After stepping into her first classroom at Ronald Erwin McNair Elementary in 1996, Nevels knew she had selected the right career for herself, because she was working with children. After a few years, she was promoted to school counselor, where she focused on developing the whole child. Over the next few years, she found herself advancing to the roles of associate principal, principal and director. Today she serves as executive director of P-TECH and Early College Programs.
“In every position that I served, my ultimate goal has been to be a champion for students. To make sure that I am providing students with the academic, social and emotional supports they need to be successful academically,” Nevels said. “Although I have enjoyed the advancements in my career, I miss being with students in the classrooms. However, I have come to realize that it does not matter what my title is as long as what is best for children is at the forefront of my work. I make a difference by advocating for children. And when you do what is best for a child, then you know you have achieved something.”
Dallas ISD manages 18 P-TECH programs and eight collegiate academies. Students can choose a career pathway, take tuition-free college classes and potentially earn up to 60 college credit hours upon high school graduation. Just last year, 628 high school students earned a high school diploma and an associate degree after completing these programs.
The P-TECH and Early College Program department, under the direction and guidance of Nevels, sets the vision and mission for the program, monitors the campuses’ instructional processes and ensures that the outcomes are aligned to the requirements of Texas Education Agency.
She earned her bachelor’s degree, and master’s from Texas A&M Commerce, and is currently finishing a doctoral degree at Southern Methodist University. She is a graduate of David W. Carter High School and proud alumni of William Hawley Atwell Law Academy and Mount Auburn Elementary.
During an interview, Nevels talked about the highlights of her 25-year trajectory with the district. She discussed why she chose education as a career, her decision to join Dallas ISD, and the reasons that keep her fighting for our students every day.
QUESTION: What made you want to be an educator?
“It was always my dream to be a teacher.
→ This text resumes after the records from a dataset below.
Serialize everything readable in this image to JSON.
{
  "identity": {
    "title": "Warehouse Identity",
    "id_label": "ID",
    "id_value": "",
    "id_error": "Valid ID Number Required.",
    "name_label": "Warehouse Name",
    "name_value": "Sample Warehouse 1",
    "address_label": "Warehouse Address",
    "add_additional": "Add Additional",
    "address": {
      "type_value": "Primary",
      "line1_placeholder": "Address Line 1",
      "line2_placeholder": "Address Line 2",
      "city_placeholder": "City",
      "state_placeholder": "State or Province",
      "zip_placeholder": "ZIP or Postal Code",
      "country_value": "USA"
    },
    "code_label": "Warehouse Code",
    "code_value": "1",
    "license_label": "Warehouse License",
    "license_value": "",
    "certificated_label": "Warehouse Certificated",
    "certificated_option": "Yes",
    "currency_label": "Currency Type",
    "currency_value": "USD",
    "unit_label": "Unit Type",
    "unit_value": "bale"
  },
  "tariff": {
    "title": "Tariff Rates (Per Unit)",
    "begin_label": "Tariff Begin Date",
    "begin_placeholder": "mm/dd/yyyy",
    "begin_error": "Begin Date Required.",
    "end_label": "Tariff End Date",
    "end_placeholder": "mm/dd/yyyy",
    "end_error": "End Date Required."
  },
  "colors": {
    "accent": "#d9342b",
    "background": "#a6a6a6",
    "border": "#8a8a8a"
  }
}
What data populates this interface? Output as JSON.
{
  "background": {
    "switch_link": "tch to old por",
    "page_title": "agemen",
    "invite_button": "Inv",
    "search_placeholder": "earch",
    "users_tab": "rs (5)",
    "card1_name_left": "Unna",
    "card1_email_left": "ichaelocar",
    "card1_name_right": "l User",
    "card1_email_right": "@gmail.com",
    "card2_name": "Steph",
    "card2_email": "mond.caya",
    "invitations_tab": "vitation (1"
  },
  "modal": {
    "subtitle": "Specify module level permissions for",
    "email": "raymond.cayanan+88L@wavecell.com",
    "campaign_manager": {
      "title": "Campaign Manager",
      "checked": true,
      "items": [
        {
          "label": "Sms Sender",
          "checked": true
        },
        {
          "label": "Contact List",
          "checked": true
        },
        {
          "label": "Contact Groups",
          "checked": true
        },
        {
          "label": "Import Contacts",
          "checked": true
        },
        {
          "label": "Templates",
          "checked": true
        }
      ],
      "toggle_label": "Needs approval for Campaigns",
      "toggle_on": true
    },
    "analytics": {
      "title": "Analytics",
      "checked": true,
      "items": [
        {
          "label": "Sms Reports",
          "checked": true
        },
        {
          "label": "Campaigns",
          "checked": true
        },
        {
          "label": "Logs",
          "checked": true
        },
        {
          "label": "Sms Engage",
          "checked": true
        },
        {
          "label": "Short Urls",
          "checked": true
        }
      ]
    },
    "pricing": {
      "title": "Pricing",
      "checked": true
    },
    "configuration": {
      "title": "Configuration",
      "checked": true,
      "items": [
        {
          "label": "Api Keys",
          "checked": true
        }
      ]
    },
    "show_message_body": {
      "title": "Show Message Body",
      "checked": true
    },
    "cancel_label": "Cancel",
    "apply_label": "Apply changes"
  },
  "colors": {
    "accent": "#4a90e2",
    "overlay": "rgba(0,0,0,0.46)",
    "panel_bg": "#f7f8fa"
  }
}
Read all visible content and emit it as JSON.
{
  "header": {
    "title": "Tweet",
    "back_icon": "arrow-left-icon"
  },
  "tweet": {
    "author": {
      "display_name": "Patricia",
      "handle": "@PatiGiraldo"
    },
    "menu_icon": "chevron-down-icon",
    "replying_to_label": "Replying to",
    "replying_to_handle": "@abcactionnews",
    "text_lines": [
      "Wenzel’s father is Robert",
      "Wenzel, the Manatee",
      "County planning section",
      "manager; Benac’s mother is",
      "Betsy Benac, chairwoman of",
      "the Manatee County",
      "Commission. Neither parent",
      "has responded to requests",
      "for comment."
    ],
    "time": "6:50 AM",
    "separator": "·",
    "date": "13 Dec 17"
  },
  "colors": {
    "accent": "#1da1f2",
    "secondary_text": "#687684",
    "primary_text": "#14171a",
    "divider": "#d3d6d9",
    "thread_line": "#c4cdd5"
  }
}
Within my family, I was surrounded by teachers. My mom was a teacher, my aunts were teachers, even my grandmother, great-grandmother and great-great grandmother were teachers. Most of my family taught within Dallas ISD. I even ended up marrying into another Dallas ISD family legacy. My husband is currently a Dallas ISD principal, and his mother and his father both were teachers and coached for Dallas ISD.
From the time I was a small child, I had that love for teaching. It was instilled in me as a child because teaching was what my family did. It was how we gave back to the community, how we shaped the future for others. My mom and I strongly believe in the message of Rita Pierson that every child needs somebody who believes in them. And throughout my years within Dallas ISD as a student – from elementary to high school – I had champions who believed in me. Teachers who told me I could achieve great things and who never gave up on me.
Even though my family was in education, we did not have much. I grew up in a single-parent household. My parents got divorced when I was in kindergarten, and I found it upsetting when we moved to the Dallas area. My academics did not match my intellect due to the emotional baggage I carried. I struggled in school when we relocated initially because I felt my family was broken.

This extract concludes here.